Trump sees foreign relations as a cost-benefit proposition, to some extent. As president, one of his priorities was to eliminate US trade deficits with other countries. He complained loudly about NATO allies failing to meet obligations to spend 2% of gross domestic product on defense, going so far as to say in February that he would leave Russia.”do whatever the hell they want“for European nations that have not met their financial obligations.

One spoil from the costly US war in Iraq should have been the country’s oil reserves, he told NBC News in 2016.

“We went in and spent $3 trillion. We lose thousands and thousands of lives and then look, what happens is we gain nothing,” he said at the time.”

“Now, there was no winner there, believe me. There was no victory. But I always said, get the oil,” she added.

“Trump has been like this since day one,” Graham said, explaining Trump’s position. “He didn’t literally mean, ‘Take their oil.’ He said we should have the oil as collateral because they could give it back.”

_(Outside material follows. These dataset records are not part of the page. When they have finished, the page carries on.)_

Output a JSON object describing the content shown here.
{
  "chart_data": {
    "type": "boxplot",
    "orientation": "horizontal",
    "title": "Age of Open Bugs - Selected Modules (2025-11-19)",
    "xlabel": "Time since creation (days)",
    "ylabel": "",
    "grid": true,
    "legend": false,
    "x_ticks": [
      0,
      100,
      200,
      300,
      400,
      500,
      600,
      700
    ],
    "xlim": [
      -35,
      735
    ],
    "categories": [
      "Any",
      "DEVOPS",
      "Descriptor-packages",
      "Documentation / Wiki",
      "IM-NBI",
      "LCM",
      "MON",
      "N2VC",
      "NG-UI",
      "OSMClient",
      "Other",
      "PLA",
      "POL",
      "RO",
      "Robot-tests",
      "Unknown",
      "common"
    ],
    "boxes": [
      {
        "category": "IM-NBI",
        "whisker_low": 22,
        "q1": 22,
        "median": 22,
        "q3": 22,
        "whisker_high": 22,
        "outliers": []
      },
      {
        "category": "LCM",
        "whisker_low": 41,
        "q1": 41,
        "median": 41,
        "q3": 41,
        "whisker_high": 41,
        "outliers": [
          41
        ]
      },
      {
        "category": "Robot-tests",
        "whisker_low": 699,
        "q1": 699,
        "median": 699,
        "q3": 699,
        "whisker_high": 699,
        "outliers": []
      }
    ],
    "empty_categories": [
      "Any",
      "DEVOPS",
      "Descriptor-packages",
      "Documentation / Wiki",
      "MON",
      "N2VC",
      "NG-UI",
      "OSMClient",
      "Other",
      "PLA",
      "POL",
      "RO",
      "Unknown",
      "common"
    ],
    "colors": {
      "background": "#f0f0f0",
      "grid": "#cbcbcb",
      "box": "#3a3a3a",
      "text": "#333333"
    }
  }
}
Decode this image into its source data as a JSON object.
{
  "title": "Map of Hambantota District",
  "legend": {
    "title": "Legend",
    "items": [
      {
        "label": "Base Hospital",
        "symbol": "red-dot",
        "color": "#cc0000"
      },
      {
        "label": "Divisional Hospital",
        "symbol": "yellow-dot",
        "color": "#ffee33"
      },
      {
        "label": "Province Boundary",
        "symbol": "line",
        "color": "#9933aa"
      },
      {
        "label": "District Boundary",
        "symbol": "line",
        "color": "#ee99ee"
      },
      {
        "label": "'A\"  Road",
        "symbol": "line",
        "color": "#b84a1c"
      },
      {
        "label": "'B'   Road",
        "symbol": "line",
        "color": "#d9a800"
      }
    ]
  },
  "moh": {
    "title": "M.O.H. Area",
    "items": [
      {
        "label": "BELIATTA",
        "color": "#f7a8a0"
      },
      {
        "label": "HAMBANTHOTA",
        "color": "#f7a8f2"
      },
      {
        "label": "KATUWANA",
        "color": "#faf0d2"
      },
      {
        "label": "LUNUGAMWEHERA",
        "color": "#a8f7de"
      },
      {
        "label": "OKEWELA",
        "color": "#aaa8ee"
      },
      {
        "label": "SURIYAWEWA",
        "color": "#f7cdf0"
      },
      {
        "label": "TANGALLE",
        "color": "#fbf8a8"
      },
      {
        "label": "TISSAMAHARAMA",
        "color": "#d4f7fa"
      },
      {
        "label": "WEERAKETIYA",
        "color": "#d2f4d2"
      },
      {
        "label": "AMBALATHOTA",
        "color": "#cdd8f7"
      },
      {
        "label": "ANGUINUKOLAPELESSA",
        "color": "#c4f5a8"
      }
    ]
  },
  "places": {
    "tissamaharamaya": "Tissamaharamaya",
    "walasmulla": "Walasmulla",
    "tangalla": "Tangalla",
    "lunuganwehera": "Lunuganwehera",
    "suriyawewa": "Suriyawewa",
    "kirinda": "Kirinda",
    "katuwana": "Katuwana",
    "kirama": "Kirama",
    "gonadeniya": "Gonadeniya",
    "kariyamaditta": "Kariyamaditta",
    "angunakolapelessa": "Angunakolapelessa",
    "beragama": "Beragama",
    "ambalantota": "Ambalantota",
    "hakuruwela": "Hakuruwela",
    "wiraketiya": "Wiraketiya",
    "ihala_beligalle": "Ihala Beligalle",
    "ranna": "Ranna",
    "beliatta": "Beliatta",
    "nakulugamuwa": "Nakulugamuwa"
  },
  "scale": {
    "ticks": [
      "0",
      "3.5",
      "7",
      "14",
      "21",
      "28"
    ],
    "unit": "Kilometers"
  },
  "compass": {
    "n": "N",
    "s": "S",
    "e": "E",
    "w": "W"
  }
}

Ukraine has “a lot of critical minerals, potentially trillions,” Graham added. “Get them back on their feet. And if they become a robust economy, then pass it on. If they don’t, we understand. But his [Trump’s] The point is you need to have some leverage, and loans give you leverage, and he thinks the American taxpayer would support more approaches like this.”

“This is not something we are considering doing,” said a White House National Security Council official when asked whether the White House supports lending to other countries if they provide natural resources as collateral.

Asked about Trump’s views, campaign spokesman Steven Cheung said in a prepared statement that the former president “believes European nations should pay more for the cost of the conflict.” [in Ukraine]as the US paid significantly more, which is not fair to our taxpayers.”

Lawmakers from both parties acknowledged that Trump’s stance against the Ukraine aid package could have sunk the bill and locked Ukraine into a two-year war with Russia. They saw an opportunity to win him over in February, shortly after Trump wrote in his Truth social site on February 10 that a loan is the only acceptable way to provide foreign aid.

Shortly after Trump’s post, GOP lawmakers hosted a conference call with Trump that included Graham, Sen. Markwayne Mullin, R-Oklahoma, and others, in which they discussed the possibility of tying Ukraine’s mineral supplies to the aid package. .

Trump agreed “immediately,” Mullin said.

“None of us [the lawmakers] could have made this deal happen,” Mullin said in his Capitol office. “It depended on Trump being comfortable with this, because he gives Republicans, in a political year, political cover. But it’s also sound policy.”

“Right now, we are managing [mineral resources] from China. That’s everything we need to make the chips and the batteries – a lot of things we need. So it would be great to do business with a true friend or ally of ours rather than an adversary.”